Venedikt Erofeev’s Moskva-Petushki (1973) depicts the chronotope of the alcoholic through the intersection of time, space, and defined stages of heavy drinking and the ensuing consequences. At its most pronounced moments, this chronotope brings escape into an alternate reality (apparently) free of consequences, a zone spiritually superior to the mind-numbing sobriety of life during Stagnation.
Beginning with Venichka’s morning journey to the commuter train, the narrative introduces the initial stage of the chronotope: hangover as kenosis. The work’s religious overtones examined by Monika Majewska parallel Konstantin Kustanovich’s discussion of existentialism, with both expressed through ritualistic temporality and locale. Time and space stretch as the protagonist struggles to attain the second stage—the collapse of temporal and spatial horizons that comes with drinking. The third stage, accompanying the last sections of the poema, is both the apotheosis and nadir of existence. The protagonist’s life shrinks to an unending present tense brought on by the extreme intoxication Venichka has sought and now fears. The travail ends with his ambiguous death, a scene reiterating the “time on the cross” Venichka experiences in the morning.
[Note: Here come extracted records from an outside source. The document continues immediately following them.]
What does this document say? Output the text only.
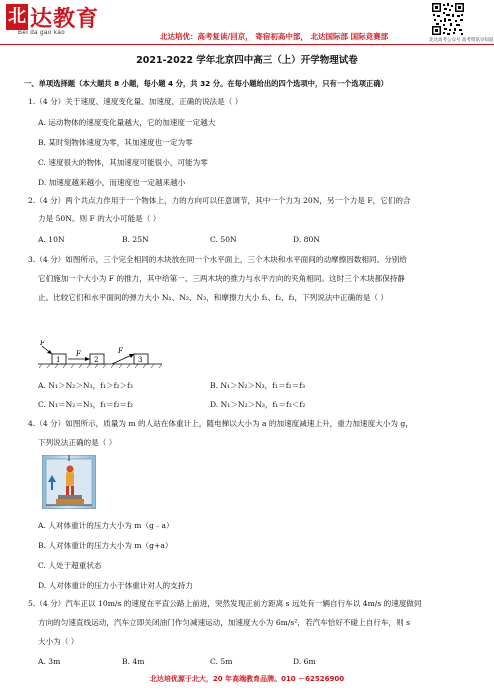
北 达教育
Bei da gao kao	北达培优：高考复读/回京， 寄宿初高中部， 北达国际部 国际竞赛部	北达高考公众号 高考资讯早知道
2021-2022 学年北京四中高三（上）开学物理试卷
一、单项选择题（本大题共 8 小题，每小题 4 分，共 32 分。在每小题给出的四个选项中，只有一个选项正确）
1.（4 分）关于速度、速度变化量、加速度，正确的说法是（ ）
A. 运动物体的速度变化量越大，它的加速度一定越大
B. 某时刻物体速度为零，其加速度也一定为零
C. 速度很大的物体，其加速度可能很小，可能为零
D. 加速度越来越小，而速度也一定越来越小
2.（4 分）两个共点力作用于一个物体上，力的方向可以任意调节，其中一个力为 20N，另一个力是 F，它们的合
力是 50N。则 F 的大小可能是（ ）
A. 10N	B. 25N	C. 50N	D. 80N
3.（4 分）如图所示，三个完全相同的木块放在同一个水平面上，三个木块和水平面间的动摩擦因数相同。分别给
它们施加一个大小为 F 的推力，其中给第一、三两木块的推力与水平方向的夹角相同。这时三个木块都保持静
止。比较它们和水平面间的弹力大小 N₁、N₂、N₃，和摩擦力大小 f₁、f₂、f₃，下列说法中正确的是（ ）
1	2	3
F
F	F
A. N₁＞N₂＞N₃，f₁＞f₂＞f₃	B. N₁＞N₂＞N₃，f₁＝f₂＝f₃
C. N₁＝N₂＝N₃，f₁＝f₂＝f₃	D. N₁＞N₂＞N₃，f₁＝f₃＜f₂
4.（4 分）如图所示，质量为 m 的人站在体重计上，随电梯以大小为 a 的加速度减速上升，重力加速度大小为 g，
下列说法正确的是（ ）
A. 人对体重计的压力大小为 m（g﹣a）
B. 人对体重计的压力大小为 m（g+a）
C. 人处于超重状态
D. 人对体重计的压力小于体重计对人的支持力
5.（4 分）汽车正以 10m/s 的速度在平直公路上前进，突然发现正前方距离 s 远处有一辆自行车以 4m/s 的速度做同
方向的匀速直线运动，汽车立即关闭油门作匀减速运动，加速度大小为 6m/s²，若汽车恰好不碰上自行车，则 s
大小为（ ）
A. 3m	B. 4m	C. 5m	D. 6m
北达培优源于北大，20 年高端教育品牌。010 －62526900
Drawing on Mikhail Bakhtin’s discussion of the chronotope, I suggest that images of drinking constitute a special relationship of space and time, with these stemming from the unbridgeable gap between byt (the everyday) and bytie (spiritual life). The horrifying culmination of Moskva-Petushki combines temporal and spatial manipulations with a doomed attempt to reconcile the earthly and spiritual demands of existence.